Background The role of alcohol consumption in HIV ‐related adaptive immune dysfunction is debated. We hypothesized that heavy drinking would be associated with greater evidence of immunosenescence (i.e., aging‐related decline of adaptive immune function) among antiretroviral therapy ( ART )‐naïve HIV ‐infected individuals. Methods Using data from the Russia ARCH cohort study, we conducted a cross‐sectional analysis of ART ‐naïve HIV ‐infected individuals recruited between 2012 and 2014. Independent variable : Heavy drinking defined as >4 standard drinks in a day (or >14 standard drinks per week) for men and >3 per day (or >7 per week) for women, respectively. Dependent variables : Percentage of CD 8+ and CD 4+ T‐cells with a phenotype consistent with immunosenescence (i.e., expressing CD 28−  CD 57+, or memory [ CD 45 RO +  CD 45 RA +] phenotype and not the naïve [ CD 45 RO −  CD 45 RA +] phenotype). Statistical analysis : Multiple linear regression adjusted for confounders. Results Of 214 eligible participants, 61% were heavy drinkers. Mean age was 33 years and the cohort was predominantly male (72%). Hepatitis C prevalence was high (87%) and mean log 10 HIV ‐1 RNA copies/ml was 4.6. We found no significant differences by drinking status in the percentage of immunosenescent, memory, or naïve CD 8+ or CD 4+ T‐cells.

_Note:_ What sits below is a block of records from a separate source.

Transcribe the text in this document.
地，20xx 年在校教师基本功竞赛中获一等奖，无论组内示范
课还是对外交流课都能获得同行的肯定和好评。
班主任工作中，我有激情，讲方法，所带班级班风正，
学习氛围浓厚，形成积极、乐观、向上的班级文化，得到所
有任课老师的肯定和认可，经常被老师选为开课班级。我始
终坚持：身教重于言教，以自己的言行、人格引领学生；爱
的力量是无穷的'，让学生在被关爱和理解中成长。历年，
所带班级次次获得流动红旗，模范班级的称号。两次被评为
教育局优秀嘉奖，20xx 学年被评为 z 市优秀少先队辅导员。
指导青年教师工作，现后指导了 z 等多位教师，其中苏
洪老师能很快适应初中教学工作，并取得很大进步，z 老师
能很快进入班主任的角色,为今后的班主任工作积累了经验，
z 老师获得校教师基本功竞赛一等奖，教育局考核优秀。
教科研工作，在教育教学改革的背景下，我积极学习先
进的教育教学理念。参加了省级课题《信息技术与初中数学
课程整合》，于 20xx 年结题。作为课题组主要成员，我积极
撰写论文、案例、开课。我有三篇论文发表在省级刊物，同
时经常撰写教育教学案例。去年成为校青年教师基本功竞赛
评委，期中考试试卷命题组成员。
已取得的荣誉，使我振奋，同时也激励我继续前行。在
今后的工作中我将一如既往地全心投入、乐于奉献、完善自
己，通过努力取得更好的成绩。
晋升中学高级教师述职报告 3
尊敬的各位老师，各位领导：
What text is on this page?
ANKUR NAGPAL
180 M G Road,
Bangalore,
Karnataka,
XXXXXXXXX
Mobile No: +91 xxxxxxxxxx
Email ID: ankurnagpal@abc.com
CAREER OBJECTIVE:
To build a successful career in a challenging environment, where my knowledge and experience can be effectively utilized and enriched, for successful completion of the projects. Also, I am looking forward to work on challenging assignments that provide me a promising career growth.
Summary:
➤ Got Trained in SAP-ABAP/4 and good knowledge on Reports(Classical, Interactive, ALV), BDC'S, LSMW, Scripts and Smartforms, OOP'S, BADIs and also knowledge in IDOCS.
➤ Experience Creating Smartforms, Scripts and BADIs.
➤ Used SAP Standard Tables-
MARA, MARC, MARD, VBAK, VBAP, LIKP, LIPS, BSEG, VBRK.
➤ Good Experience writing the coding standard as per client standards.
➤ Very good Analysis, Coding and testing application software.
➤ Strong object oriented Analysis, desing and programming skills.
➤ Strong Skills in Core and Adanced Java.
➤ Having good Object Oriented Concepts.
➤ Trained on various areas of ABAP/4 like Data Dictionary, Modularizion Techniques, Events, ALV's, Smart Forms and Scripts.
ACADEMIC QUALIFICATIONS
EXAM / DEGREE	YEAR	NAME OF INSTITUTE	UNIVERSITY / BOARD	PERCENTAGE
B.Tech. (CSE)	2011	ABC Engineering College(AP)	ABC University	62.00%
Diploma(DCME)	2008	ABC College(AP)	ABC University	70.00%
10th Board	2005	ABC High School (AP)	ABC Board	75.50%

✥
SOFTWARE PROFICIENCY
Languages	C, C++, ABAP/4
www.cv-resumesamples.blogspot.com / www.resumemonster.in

Conclusions In this cross‐sectional analysis, heavy drinking in the setting of untreated HIV infection did not appear to be associated with alterations in T‐cell phenotypes consistent with immunosenescence. To substantiate these findings, longitudinal studies should assess whether changes in alcohol consumption are associated with changes in these and other immunosenescent T‐cell phenotypes.